社会のなかで、誰もがいつかは「弱者」になる。病気になったり、介護や子育てで時間的・金銭的な余裕をなくしたりすると、健康で大過なく生きている人たちのためのルールや慣習についていけなくなる。けれどもそこで「弱者のことも考えて」と声をあげるのは難しい。黙殺されるか、反撃されるか。いずれにせよ自分が損をするだけなら、黙っていようと思ってしまう。

自分の立場を守るには、どうすればいいか。この本の著者は、社会運動をしている人たちを間近で観察している学者だ。個人が意見を言うと、なにかの「陣営」に属している人だと見なされる空気、あなたの困り事のすべては自己責任なんだから他人に文句を言うなという世間の圧力。そうした壁との闘い方を少しずつ教えてくれる本だ。

闘うと言っても全面抗争ではない。女が男に媚びることばかり勧めてくる雑誌や、少数者を見下すようなテレビ番組を作っている人たちにしても、個人としての考え方はさまざまだ。だからこちらも、立場や理念でガチガチに自分を縛らず、休止や譲歩もOK、気負わずに行こうというスタンス。
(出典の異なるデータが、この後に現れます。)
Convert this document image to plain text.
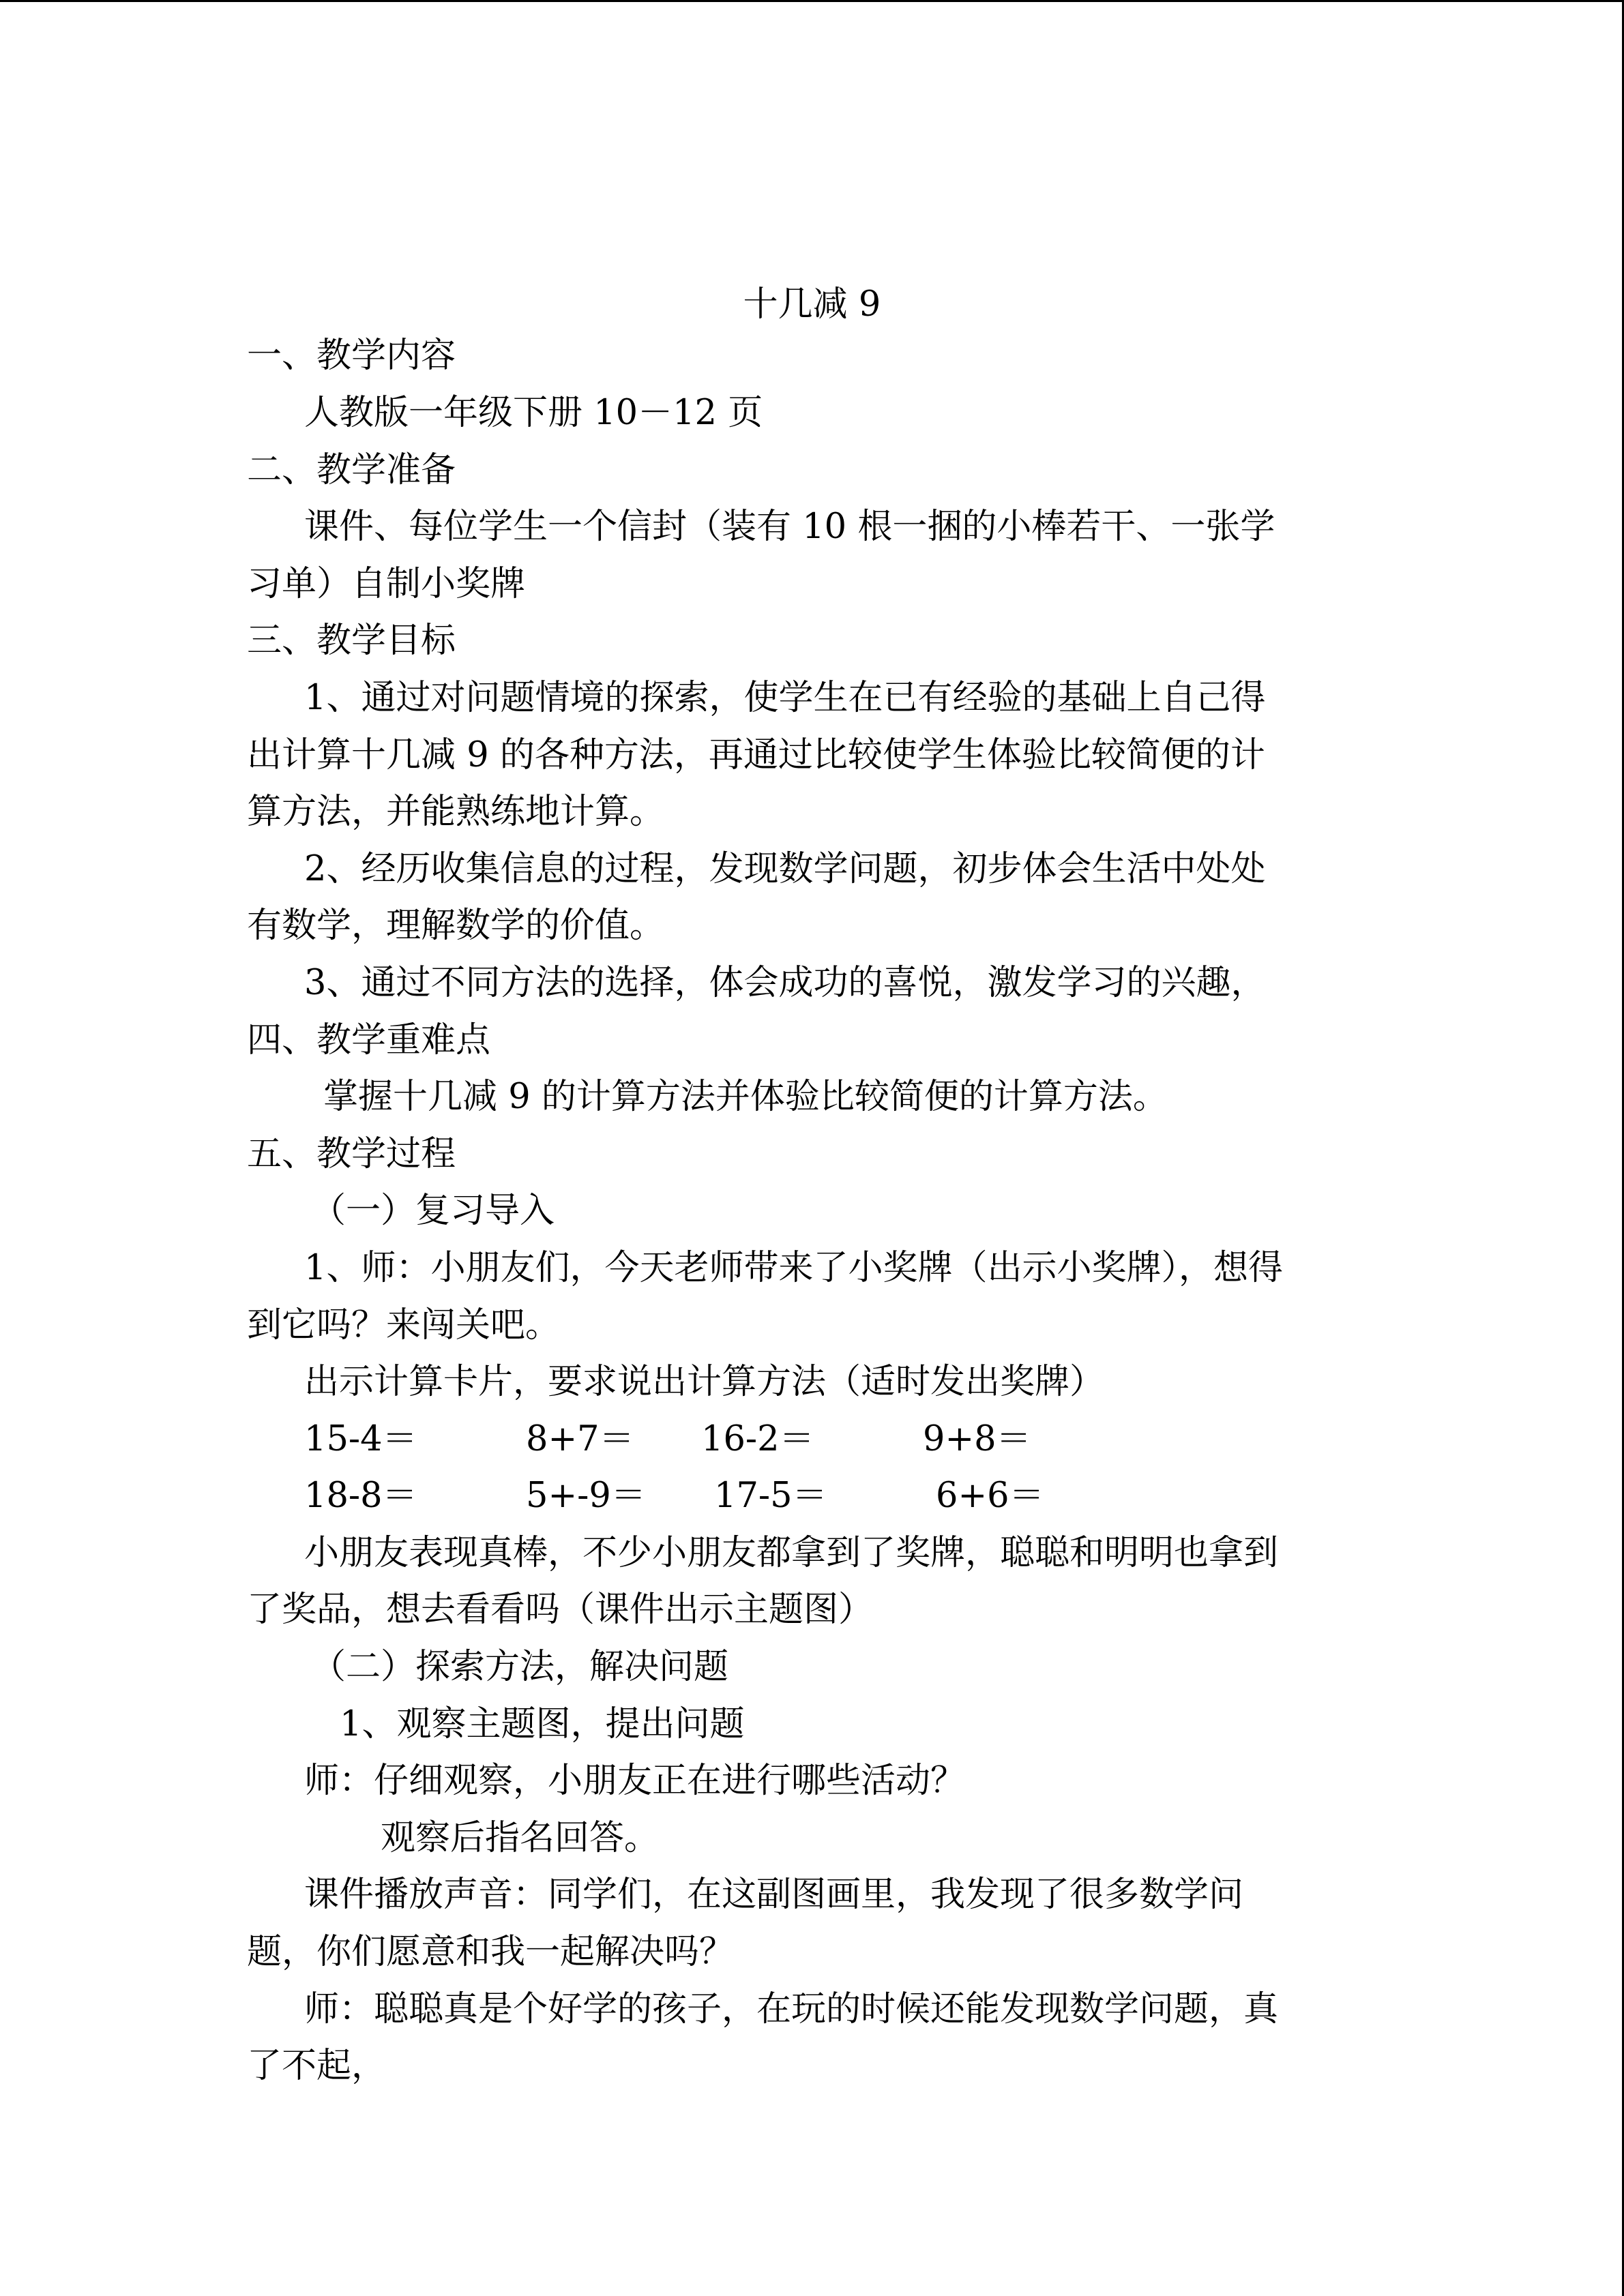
十几减 9
一、教学内容
人教版一年级下册 10－12 页
二、教学准备
课件、每位学生一个信封（装有 10 根一捆的小棒若干、一张学
习单）自制小奖牌
三、教学目标
1、通过对问题情境的探索，使学生在已有经验的基础上自己得
出计算十几减 9 的各种方法，再通过比较使学生体验比较简便的计
算方法，并能熟练地计算。
2、经历收集信息的过程，发现数学问题，初步体会生活中处处
有数学，理解数学的价值。
3、通过不同方法的选择，体会成功的喜悦，激发学习的兴趣，
四、教学重难点
掌握十几减 9 的计算方法并体验比较简便的计算方法。
五、教学过程
（一）复习导入
1、师：小朋友们，今天老师带来了小奖牌（出示小奖牌），想得
到它吗？来闯关吧。
出示计算卡片，要求说出计算方法（适时发出奖牌）
15-4＝	8+7＝ 16-2＝	9+8＝
18-8＝	5+-9＝ 17-5＝	6+6＝
小朋友表现真棒，不少小朋友都拿到了奖牌，聪聪和明明也拿到
了奖品，想去看看吗（课件出示主题图）
（二）探索方法，解决问题
1、观察主题图，提出问题
师：仔细观察，小朋友正在进行哪些活动？
观察后指名回答。
课件播放声音：同学们，在这副图画里，我发现了很多数学问
题，你们愿意和我一起解决吗？
师：聪聪真是个好学的孩子，在玩的时候还能发现数学问题，真
了不起，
上手にわがままを言うためのエクササイズ(準備運動)が示されているのもいい。社会の常識がじつはどんどん変化することや、ふだんいかに自分の立場からしかものを見ていないかということを確認するだけで、社会的存在として成長できる。

世の中を敵と味方に分けるのではなく、じっくり観察しながら、自分の足場をゆるゆると、理想に近いほうへ移していく。今すぐに始められそうな小さな行動のためのヒントも満載で、自分もこの社会の一員なんだという実感を確実に育ててくれる。